Published on September 5th, 2019 📆 | 3978 Views ⚑0
Hackers controlled public transport ticket system to get free rides
The public transport system in the city of Manchester, England, has been hacked. According to cybersecurity services specialists, a group of unidentified threat actors hacked the mobile app of the transportation system to generate free subway and bus tickets.
Exploiting a known vulnerability in the QR
codes used by the two applications used for this service, hackers managed to
generate digital tickets to use the public
transportation service without having to pay. Both mobile apps were
created by developer Corethree, which provides services for transport systems
in other cities, such as London, as well as for some private companies.

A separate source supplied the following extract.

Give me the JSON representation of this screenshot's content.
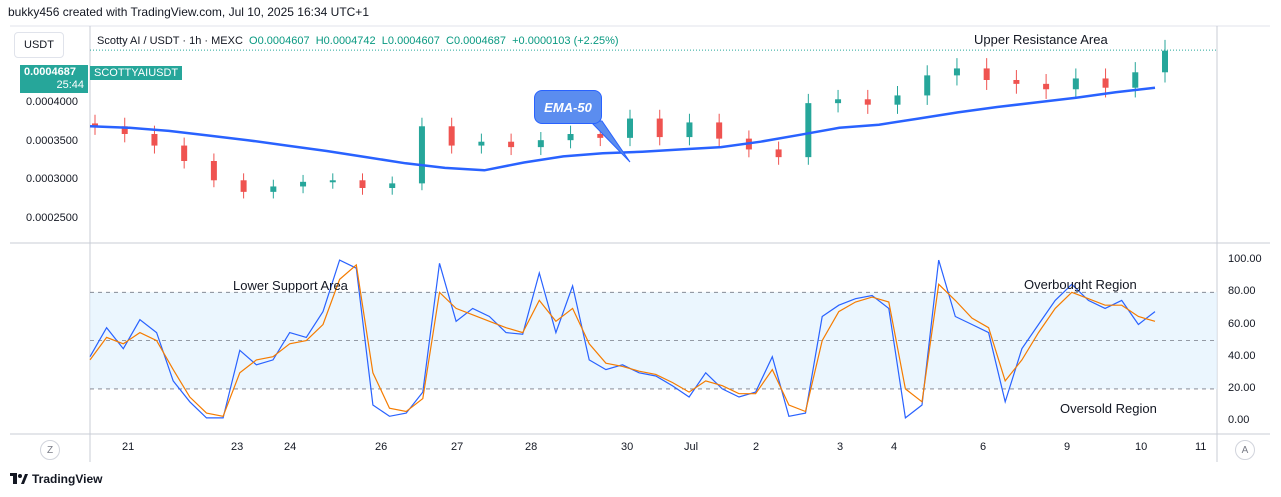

So far, cybersecurity services experts only know that the hacker group responsible is self called “The Public Transport Pirate Association of the United Kingdom”. The group of threat actors published their findings in multiple Reddit forum groups, where they also mocked the company’s “ridiculous” security measures. “The app prevents users from taking screenshots of travel tickets and send them to others, and that’s the only security feature that actually works,” the hackers said.

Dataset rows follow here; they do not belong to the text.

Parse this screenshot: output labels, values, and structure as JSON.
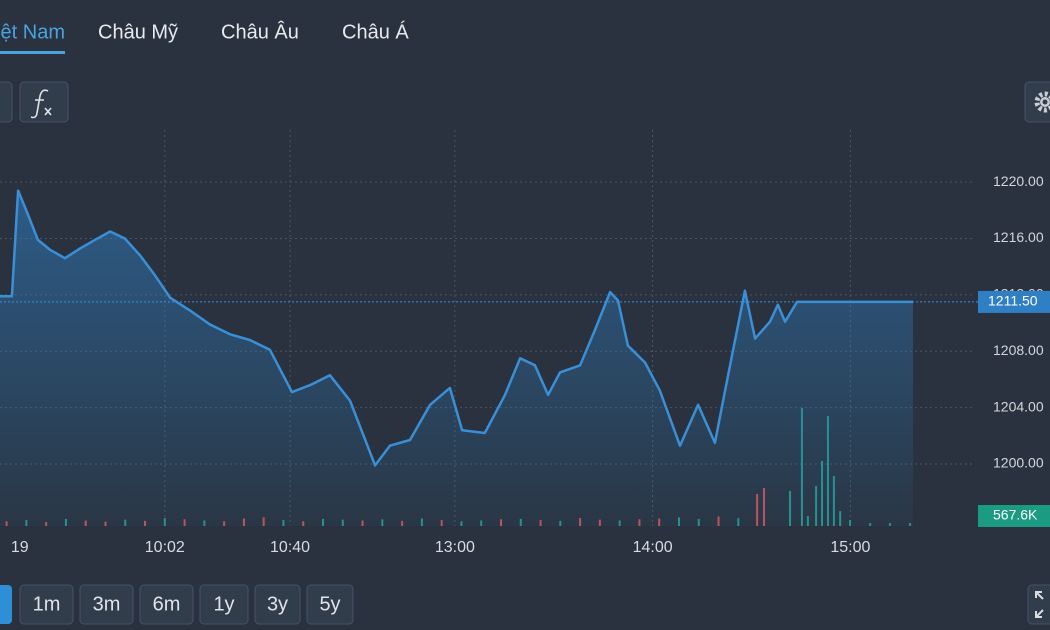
{
  "tabs": [
    "Việt Nam",
    "Châu Mỹ",
    "Châu Âu",
    "Châu Á"
  ],
  "ranges": [
    "1m",
    "3m",
    "6m",
    "1y",
    "3y",
    "5y"
  ],
  "chart_data": {
    "type": "line",
    "x": [
      -3,
      0.6,
      2.5,
      5.5,
      8.5,
      12.2,
      16.7,
      21.3,
      25.8,
      30.4,
      34.9,
      39.5,
      44.0,
      48.6,
      54.6,
      60.7,
      66.8,
      72.8,
      78.9,
      85.6,
      91.1,
      97.1,
      103.2,
      110.8,
      115.3,
      121.4,
      127.5,
      133.5,
      137.2,
      144.1,
      150.2,
      154.8,
      159.3,
      163.3,
      166.9,
      173.0,
      177.5,
      182.1,
      184.5,
      187.5,
      192.7,
      197.2,
      203.3,
      208.8,
      213.9,
      217.9,
      223.0,
      226.1,
      230.6,
      233.0,
      235.2,
      238.8,
      274
    ],
    "values": [
      1211.9,
      1211.9,
      1219.4,
      1217.7,
      1215.9,
      1215.2,
      1214.6,
      1215.3,
      1215.9,
      1216.5,
      1216.0,
      1214.8,
      1213.4,
      1211.8,
      1210.9,
      1209.9,
      1209.2,
      1208.8,
      1208.1,
      1205.1,
      1205.6,
      1206.3,
      1204.5,
      1199.9,
      1201.3,
      1201.7,
      1204.2,
      1205.4,
      1202.4,
      1202.2,
      1204.9,
      1207.5,
      1207.0,
      1204.9,
      1206.5,
      1207.0,
      1209.5,
      1212.2,
      1211.6,
      1208.4,
      1207.2,
      1205.2,
      1201.3,
      1204.2,
      1201.5,
      1206.3,
      1212.3,
      1208.9,
      1210.1,
      1211.3,
      1210.1,
      1211.5,
      1211.5
    ],
    "color": "#3a8fd6",
    "xlim": [
      -3,
      274
    ],
    "ylim": [
      1195.6,
      1223.7
    ],
    "xticks": [
      {
        "value": 3,
        "label": "19"
      },
      {
        "value": 47,
        "label": "10:02"
      },
      {
        "value": 85,
        "label": "10:40"
      },
      {
        "value": 135,
        "label": "13:00"
      },
      {
        "value": 195,
        "label": "14:00"
      },
      {
        "value": 255,
        "label": "15:00"
      }
    ],
    "yticks": [
      {
        "value": 1200,
        "label": "1200.00"
      },
      {
        "value": 1204,
        "label": "1204.00"
      },
      {
        "value": 1208,
        "label": "1208.00"
      },
      {
        "value": 1212,
        "label": "1212.00"
      },
      {
        "value": 1216,
        "label": "1216.00"
      },
      {
        "value": 1220,
        "label": "1220.00"
      }
    ],
    "grid": true,
    "current_price": {
      "value": 1211.5,
      "label": "1211.50"
    },
    "volume_label": "567.6K",
    "y2lim": [
      0,
      5000
    ],
    "volume": {
      "x": [
        -1,
        5,
        11,
        17,
        23,
        29,
        35,
        41,
        47,
        53,
        59,
        65,
        71,
        77,
        83,
        89,
        95,
        101,
        107,
        113,
        119,
        125,
        131,
        137,
        143,
        149,
        155,
        161,
        167,
        173,
        179,
        185,
        191,
        197,
        203,
        209,
        215,
        221,
        226.7,
        228.8,
        236.7,
        240.3,
        242.1,
        244.6,
        246.4,
        248.2,
        250.0,
        251.9,
        254.9,
        261.0,
        267.0,
        273.1
      ],
      "values": [
        60,
        75,
        50,
        90,
        70,
        55,
        80,
        65,
        100,
        85,
        70,
        60,
        95,
        110,
        75,
        60,
        90,
        80,
        70,
        85,
        65,
        95,
        75,
        60,
        70,
        85,
        90,
        75,
        65,
        100,
        80,
        70,
        85,
        95,
        110,
        90,
        120,
        100,
        404,
        480,
        442,
        1490,
        126,
        505,
        821,
        1389,
        631,
        189,
        76,
        38,
        38,
        38
      ],
      "colors": [
        "#e0575b",
        "#26a69a",
        "#e0575b",
        "#26a69a",
        "#e0575b",
        "#e0575b",
        "#26a69a",
        "#e0575b",
        "#26a69a",
        "#e0575b",
        "#26a69a",
        "#e0575b",
        "#e0575b",
        "#e0575b",
        "#26a69a",
        "#e0575b",
        "#26a69a",
        "#26a69a",
        "#e0575b",
        "#26a69a",
        "#e0575b",
        "#26a69a",
        "#e0575b",
        "#26a69a",
        "#26a69a",
        "#e0575b",
        "#26a69a",
        "#e0575b",
        "#26a69a",
        "#e0575b",
        "#e0575b",
        "#26a69a",
        "#e0575b",
        "#e0575b",
        "#26a69a",
        "#26a69a",
        "#e0575b",
        "#26a69a",
        "#e0575b",
        "#e0575b",
        "#26a69a",
        "#26a69a",
        "#26a69a",
        "#26a69a",
        "#26a69a",
        "#26a69a",
        "#26a69a",
        "#26a69a",
        "#26a69a",
        "#26a69a",
        "#26a69a",
        "#26a69a"
      ]
    }
  }
}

Compromised apps create QR codes that function
as electronic tickets, but the keys used to generate and authenticate these tickets
are stored within the very same app. “We especially want to thank
Corethree for facilitating access to private RSA keys to sign QR codes,”

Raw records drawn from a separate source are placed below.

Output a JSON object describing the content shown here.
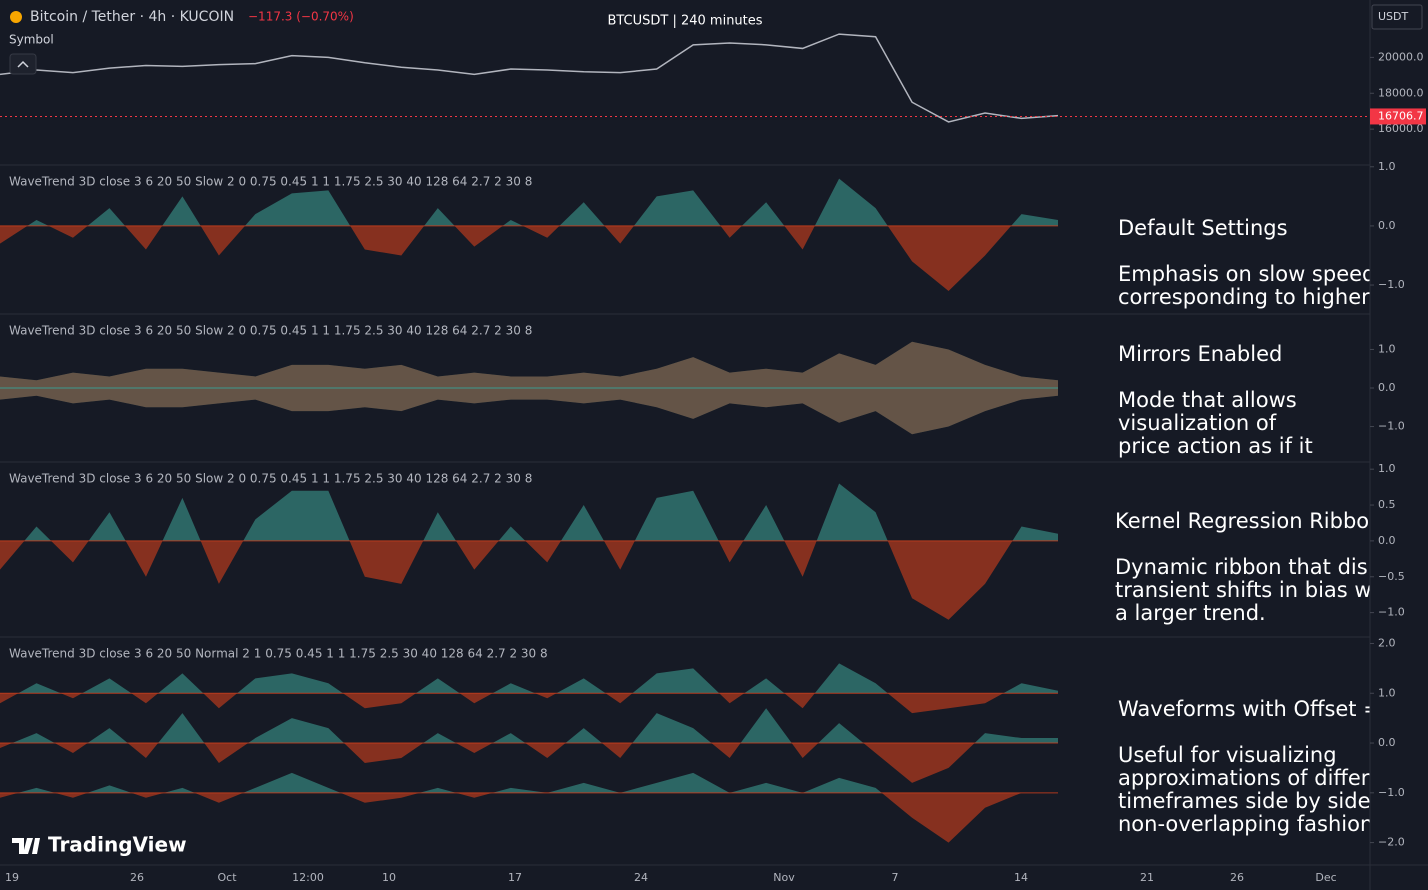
{
  "theme": {
    "up_color": "#3c9a8f",
    "down_color": "#d2401c",
    "price_color": "#b2b5be",
    "last_price_color": "#f23645"
  },
  "header": {
    "symbol": "Bitcoin / Tether · 4h · KUCOIN",
    "change": "−117.3 (−0.70%)",
    "symbol_label": "Symbol",
    "center_title": "BTCUSDT | 240 minutes",
    "currency": "USDT"
  },
  "price_pane": {
    "last_price": 16706.7,
    "closes": [
      19050,
      19300,
      19150,
      19400,
      19550,
      19500,
      19600,
      19650,
      20100,
      20000,
      19700,
      19450,
      19300,
      19050,
      19350,
      19300,
      19200,
      19150,
      19350,
      20700,
      20800,
      20700,
      20500,
      21300,
      21150,
      17500,
      16400,
      16900,
      16600,
      16750
    ],
    "ylim": [
      14000,
      23200
    ],
    "yticks": [
      {
        "value": 20000,
        "label": "20000.0"
      },
      {
        "value": 18000,
        "label": "18000.0"
      },
      {
        "value": 16000,
        "label": "16000.0"
      }
    ]
  },
  "panes": [
    {
      "label": "WaveTrend 3D close 3 6 20 50 Slow 2 0 0.75 0.45 1 1 1.75 2.5 30 40 128 64 2.7 2 30 8",
      "ylim": [
        -1.49,
        1.03
      ],
      "yticks": [
        {
          "value": 1,
          "label": "1.0"
        },
        {
          "value": 0,
          "label": "0.0"
        },
        {
          "value": -1,
          "label": "−1.0"
        }
      ],
      "mirror": false,
      "series": [
        {
          "baseline": 0,
          "values": [
            -0.3,
            0.1,
            -0.2,
            0.3,
            -0.4,
            0.5,
            -0.5,
            0.2,
            0.55,
            0.6,
            -0.4,
            -0.5,
            0.3,
            -0.35,
            0.1,
            -0.2,
            0.4,
            -0.3,
            0.5,
            0.6,
            -0.2,
            0.4,
            -0.4,
            0.8,
            0.3,
            -0.6,
            -1.1,
            -0.5,
            0.2,
            0.1
          ]
        }
      ],
      "notes": [
        "Default Settings",
        "Emphasis on slow speed",
        "corresponding to higher"
      ]
    },
    {
      "label": "WaveTrend 3D close 3 6 20 50 Slow 2 0 0.75 0.45 1 1 1.75 2.5 30 40 128 64 2.7 2 30 8",
      "ylim": [
        -1.92,
        1.92
      ],
      "yticks": [
        {
          "value": 1,
          "label": "1.0"
        },
        {
          "value": 0,
          "label": "0.0"
        },
        {
          "value": -1,
          "label": "−1.0"
        }
      ],
      "mirror": true,
      "series": [
        {
          "baseline": 0,
          "values": [
            0.3,
            0.2,
            0.4,
            0.3,
            0.5,
            0.5,
            0.4,
            0.3,
            0.6,
            0.6,
            0.5,
            0.6,
            0.3,
            0.4,
            0.3,
            0.3,
            0.4,
            0.3,
            0.5,
            0.8,
            0.4,
            0.5,
            0.4,
            0.9,
            0.6,
            1.2,
            1.0,
            0.6,
            0.3,
            0.2
          ]
        }
      ],
      "notes": [
        "Mirrors Enabled",
        "Mode that allows",
        "visualization of",
        "price action as if it"
      ]
    },
    {
      "label": "WaveTrend 3D close 3 6 20 50 Slow 2 0 0.75 0.45 1 1 1.75 2.5 30 40 128 64 2.7 2 30 8",
      "ylim": [
        -1.34,
        1.1
      ],
      "yticks": [
        {
          "value": 1,
          "label": "1.0"
        },
        0.5,
        {
          "value": 0,
          "label": "0.0"
        },
        {
          "value": -0.5,
          "label": "−0.5"
        },
        {
          "value": -1,
          "label": "−1.0"
        }
      ],
      "mirror": false,
      "series": [
        {
          "baseline": 0,
          "values": [
            -0.4,
            0.2,
            -0.3,
            0.4,
            -0.5,
            0.6,
            -0.6,
            0.3,
            0.7,
            0.7,
            -0.5,
            -0.6,
            0.4,
            -0.4,
            0.2,
            -0.3,
            0.5,
            -0.4,
            0.6,
            0.7,
            -0.3,
            0.5,
            -0.5,
            0.8,
            0.4,
            -0.8,
            -1.1,
            -0.6,
            0.2,
            0.1
          ]
        }
      ],
      "notes": [
        "Kernel Regression Ribbon",
        "Dynamic ribbon that disp",
        "transient shifts in bias w",
        "a larger trend."
      ]
    },
    {
      "label": "WaveTrend 3D close 3 6 20 50 Normal 2 1 0.75 0.45 1 1 1.75 2.5 30 40 128 64 2.7 2 30 8",
      "ylim": [
        -2.45,
        2.13
      ],
      "yticks": [
        {
          "value": 2,
          "label": "2.0"
        },
        {
          "value": 1,
          "label": "1.0"
        },
        {
          "value": 0,
          "label": "0.0"
        },
        {
          "value": -1,
          "label": "−1.0"
        },
        {
          "value": -2,
          "label": "−2.0"
        }
      ],
      "mirror": false,
      "series": [
        {
          "baseline": 1,
          "values": [
            0.8,
            1.2,
            0.9,
            1.3,
            0.8,
            1.4,
            0.7,
            1.3,
            1.4,
            1.2,
            0.7,
            0.8,
            1.3,
            0.8,
            1.2,
            0.9,
            1.3,
            0.8,
            1.4,
            1.5,
            0.8,
            1.3,
            0.7,
            1.6,
            1.2,
            0.6,
            0.7,
            0.8,
            1.2,
            1.05
          ]
        },
        {
          "baseline": 0,
          "values": [
            -0.1,
            0.2,
            -0.2,
            0.3,
            -0.3,
            0.6,
            -0.4,
            0.1,
            0.5,
            0.3,
            -0.4,
            -0.3,
            0.2,
            -0.2,
            0.2,
            -0.3,
            0.3,
            -0.3,
            0.6,
            0.3,
            -0.3,
            0.7,
            -0.3,
            0.4,
            -0.2,
            -0.8,
            -0.5,
            0.2,
            0.1,
            0.1
          ]
        },
        {
          "baseline": -1,
          "values": [
            -1.1,
            -0.9,
            -1.1,
            -0.85,
            -1.1,
            -0.9,
            -1.2,
            -0.9,
            -0.6,
            -0.9,
            -1.2,
            -1.1,
            -0.9,
            -1.1,
            -0.9,
            -1.0,
            -0.8,
            -1.0,
            -0.8,
            -0.6,
            -1.0,
            -0.8,
            -1.0,
            -0.7,
            -0.9,
            -1.5,
            -2.0,
            -1.3,
            -1.0,
            -1.0
          ]
        }
      ],
      "notes": [
        "Waveforms with Offset =",
        "Useful for visualizing",
        "approximations of differe",
        "timeframes side by side",
        "non-overlapping fashion"
      ]
    }
  ],
  "x_axis": {
    "labels": [
      "19",
      "26",
      "Oct",
      "12:00",
      "10",
      "17",
      "24",
      "Nov",
      "7",
      "14",
      "21",
      "26",
      "Dec"
    ]
  },
  "branding": "TradingView"
}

the hackers ironically mentioned in their Reddit post, which has already been
In their post, hackers also mentioned that the
main motivation for the attack was the protest against charging for the use of
public transport in the city, as they consider it should be a free service.
Although the intrusion has already been
corrected and the company is working on providing greater protections against
cyberattacks, experts in cybersecurity services from the International Institute
of Cyber Security (IICS) mention that this method of attacking could be easily
adaptable for other transport systems in the UK that use similar mobile apps.